Colui che è vero Dio, è anche vero uomo.

In questa unione non vi è nulla di falso, perché si trovano insieme ( realmente ) l'umile condizione dell'uomo e l'altezza della divinità.

Come infatti, Dio non muta per la misericordiosa degnazione ( con cui si fa uomo ), così l'uomo non viene annullato dalla dignità ( divina ).

Ognuna delle due nature, infatti, opera insieme con l'altra ciò che le è proprio: operando cioè il Verbo ciò che è del Verbo, ed eseguendo la carne ciò che è della carne.

L'uno brilla per i suoi miracoli, l'altra soccombe alle ingiurie.

E come il Verbo non perde l'eguaglianza della gloria del Padre, così la carne non esce dalla condizione del genere umano …".
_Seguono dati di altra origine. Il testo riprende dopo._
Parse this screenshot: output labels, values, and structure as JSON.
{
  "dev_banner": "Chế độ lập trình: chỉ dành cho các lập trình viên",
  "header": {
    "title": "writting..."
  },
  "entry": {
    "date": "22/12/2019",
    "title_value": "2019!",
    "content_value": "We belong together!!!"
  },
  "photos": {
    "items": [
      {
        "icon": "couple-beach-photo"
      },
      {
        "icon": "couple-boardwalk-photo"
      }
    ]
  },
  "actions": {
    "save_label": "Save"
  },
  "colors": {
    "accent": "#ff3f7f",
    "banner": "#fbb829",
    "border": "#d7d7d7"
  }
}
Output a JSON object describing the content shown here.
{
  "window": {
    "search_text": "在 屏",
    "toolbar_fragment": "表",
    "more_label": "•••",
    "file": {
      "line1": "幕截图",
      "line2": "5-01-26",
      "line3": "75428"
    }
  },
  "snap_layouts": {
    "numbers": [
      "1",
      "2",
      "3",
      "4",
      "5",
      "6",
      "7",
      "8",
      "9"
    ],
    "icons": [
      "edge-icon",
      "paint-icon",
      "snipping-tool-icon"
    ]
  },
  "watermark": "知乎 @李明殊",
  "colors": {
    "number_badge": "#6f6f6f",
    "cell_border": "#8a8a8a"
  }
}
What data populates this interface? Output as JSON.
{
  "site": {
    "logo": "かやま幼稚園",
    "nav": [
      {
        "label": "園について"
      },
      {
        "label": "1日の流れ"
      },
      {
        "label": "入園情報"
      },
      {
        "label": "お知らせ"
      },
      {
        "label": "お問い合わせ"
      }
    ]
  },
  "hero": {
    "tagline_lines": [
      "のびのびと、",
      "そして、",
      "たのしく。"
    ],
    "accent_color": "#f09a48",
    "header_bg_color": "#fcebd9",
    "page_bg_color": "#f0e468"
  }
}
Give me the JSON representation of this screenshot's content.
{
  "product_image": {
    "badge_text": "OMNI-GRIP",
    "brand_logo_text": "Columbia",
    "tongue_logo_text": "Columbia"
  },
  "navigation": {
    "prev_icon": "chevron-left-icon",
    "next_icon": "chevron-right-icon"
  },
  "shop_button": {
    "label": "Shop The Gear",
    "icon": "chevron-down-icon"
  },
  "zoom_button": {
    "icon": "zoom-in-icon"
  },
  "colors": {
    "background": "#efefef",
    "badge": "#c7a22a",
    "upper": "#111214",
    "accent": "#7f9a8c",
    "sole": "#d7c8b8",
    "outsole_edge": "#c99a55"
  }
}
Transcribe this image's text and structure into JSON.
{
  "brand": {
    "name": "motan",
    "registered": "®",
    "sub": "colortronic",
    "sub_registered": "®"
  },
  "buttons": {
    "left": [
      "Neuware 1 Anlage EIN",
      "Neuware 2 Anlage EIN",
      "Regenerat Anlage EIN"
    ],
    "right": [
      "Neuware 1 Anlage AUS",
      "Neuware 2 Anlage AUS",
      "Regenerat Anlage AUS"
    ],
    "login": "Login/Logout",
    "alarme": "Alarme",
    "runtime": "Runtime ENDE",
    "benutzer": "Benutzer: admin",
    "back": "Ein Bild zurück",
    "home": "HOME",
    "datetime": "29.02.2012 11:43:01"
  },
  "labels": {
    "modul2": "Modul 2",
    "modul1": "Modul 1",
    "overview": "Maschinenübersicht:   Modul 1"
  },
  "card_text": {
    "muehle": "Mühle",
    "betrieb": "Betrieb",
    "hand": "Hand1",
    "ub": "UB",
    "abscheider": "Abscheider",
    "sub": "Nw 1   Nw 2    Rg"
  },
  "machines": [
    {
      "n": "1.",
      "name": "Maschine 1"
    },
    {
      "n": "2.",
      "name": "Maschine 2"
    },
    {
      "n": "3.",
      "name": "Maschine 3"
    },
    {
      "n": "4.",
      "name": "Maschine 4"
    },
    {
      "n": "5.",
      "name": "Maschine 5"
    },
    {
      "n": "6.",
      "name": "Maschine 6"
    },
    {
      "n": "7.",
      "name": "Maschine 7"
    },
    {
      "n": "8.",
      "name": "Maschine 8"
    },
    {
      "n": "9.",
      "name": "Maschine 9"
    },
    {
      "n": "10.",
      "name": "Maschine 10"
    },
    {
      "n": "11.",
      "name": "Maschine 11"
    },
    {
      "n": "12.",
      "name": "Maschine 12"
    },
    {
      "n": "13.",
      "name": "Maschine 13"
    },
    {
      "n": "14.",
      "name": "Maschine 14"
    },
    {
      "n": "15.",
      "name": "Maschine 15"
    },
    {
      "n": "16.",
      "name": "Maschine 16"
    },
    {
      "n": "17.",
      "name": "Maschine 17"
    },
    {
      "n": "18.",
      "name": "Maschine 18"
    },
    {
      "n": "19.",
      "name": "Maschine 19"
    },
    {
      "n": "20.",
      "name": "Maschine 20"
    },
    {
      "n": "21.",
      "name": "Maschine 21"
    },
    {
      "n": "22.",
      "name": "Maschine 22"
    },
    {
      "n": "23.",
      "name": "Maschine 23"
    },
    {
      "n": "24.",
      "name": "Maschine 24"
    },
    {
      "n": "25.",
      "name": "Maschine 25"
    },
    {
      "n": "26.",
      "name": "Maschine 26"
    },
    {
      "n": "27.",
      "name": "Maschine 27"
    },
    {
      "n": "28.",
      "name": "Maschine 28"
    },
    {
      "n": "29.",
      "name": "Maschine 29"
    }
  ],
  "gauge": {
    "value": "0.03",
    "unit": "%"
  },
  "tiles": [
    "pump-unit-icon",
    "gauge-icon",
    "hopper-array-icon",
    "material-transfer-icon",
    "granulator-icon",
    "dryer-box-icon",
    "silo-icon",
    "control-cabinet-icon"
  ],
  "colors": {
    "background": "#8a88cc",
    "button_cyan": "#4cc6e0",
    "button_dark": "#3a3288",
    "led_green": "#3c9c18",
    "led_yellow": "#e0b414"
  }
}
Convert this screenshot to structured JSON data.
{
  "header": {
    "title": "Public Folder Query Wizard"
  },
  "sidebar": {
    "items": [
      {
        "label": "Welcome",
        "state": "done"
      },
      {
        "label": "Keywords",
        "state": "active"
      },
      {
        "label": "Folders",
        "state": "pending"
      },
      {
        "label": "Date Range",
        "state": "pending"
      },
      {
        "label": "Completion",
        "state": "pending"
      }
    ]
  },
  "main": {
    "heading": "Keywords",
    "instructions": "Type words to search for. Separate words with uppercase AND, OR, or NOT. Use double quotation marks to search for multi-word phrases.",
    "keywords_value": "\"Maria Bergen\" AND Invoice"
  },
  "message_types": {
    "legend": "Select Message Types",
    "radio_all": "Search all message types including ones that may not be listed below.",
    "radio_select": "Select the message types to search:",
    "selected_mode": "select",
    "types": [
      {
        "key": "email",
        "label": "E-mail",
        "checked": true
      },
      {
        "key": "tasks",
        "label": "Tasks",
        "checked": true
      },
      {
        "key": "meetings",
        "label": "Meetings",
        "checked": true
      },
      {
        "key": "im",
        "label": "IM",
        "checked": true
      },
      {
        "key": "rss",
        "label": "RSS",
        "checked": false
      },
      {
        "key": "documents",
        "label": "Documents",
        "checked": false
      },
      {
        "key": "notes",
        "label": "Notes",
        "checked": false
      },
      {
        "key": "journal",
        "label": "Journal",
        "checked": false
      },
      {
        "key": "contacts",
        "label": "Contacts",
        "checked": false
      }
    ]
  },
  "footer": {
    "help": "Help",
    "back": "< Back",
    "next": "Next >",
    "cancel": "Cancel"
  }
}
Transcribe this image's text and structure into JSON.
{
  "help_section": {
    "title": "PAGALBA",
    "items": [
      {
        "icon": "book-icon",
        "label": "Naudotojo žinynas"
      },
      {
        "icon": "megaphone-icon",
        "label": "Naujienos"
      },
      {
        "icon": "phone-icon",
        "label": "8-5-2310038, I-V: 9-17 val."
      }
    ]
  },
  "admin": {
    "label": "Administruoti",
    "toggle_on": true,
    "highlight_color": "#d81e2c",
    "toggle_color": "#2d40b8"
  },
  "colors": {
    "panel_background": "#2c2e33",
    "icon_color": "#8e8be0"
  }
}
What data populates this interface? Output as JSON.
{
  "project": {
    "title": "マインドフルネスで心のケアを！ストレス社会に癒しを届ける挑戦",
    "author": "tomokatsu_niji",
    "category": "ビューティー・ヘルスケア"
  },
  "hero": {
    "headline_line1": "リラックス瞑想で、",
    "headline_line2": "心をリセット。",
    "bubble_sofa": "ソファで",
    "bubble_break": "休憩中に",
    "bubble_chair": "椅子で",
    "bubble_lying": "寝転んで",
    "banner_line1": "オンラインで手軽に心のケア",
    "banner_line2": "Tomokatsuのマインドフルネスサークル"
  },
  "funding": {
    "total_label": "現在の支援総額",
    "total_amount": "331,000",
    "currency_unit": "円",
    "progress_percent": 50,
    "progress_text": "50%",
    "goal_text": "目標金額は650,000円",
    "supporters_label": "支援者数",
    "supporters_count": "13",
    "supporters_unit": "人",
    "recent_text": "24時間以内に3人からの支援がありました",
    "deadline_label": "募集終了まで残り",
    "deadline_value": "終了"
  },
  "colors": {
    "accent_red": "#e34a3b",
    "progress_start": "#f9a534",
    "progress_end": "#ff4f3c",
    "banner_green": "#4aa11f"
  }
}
E dopo aver fatto riferimento a molti testi evangelici che costituiscono la base della sua dottrina, san Leone conclude: "Non è nella stessa natura dire: « Io e il Padre siamo una cosa sola » ( Gv 10,30 ), e dire: « Il Padre è più grande di me » ( Gv 14,28 ).

Quantunque, infatti, nel Signore Gesù Cristo vi sia una sola persona di Dio e dell'uomo, altro però è ciò da cui deriva per l'uno e per l'altro l'offesa, altro ciò da cui promana per l'uno e per l'altro la gloria.

Dalla nostra natura egli ha un'umanità inferiore al Padre; dal Padre gli deriva una divinità uguale a quella del Padre" ( cf. Denz.-Schönm., 294-295 ).

Pur potendo apparire difficili, queste formulazioni del dogma cristologico racchiudono e lasciano trasparire il mistero del "Verbum caro factum" annunciato dal prologo giovanneo: dinanzi al quale sentiamo il bisogno di prostrarci in adorazione assieme a quegli alti spiriti che lo hanno onorato anche con le loro indagini e riflessioni per l'utilità nostra e di tutta la Chiesa.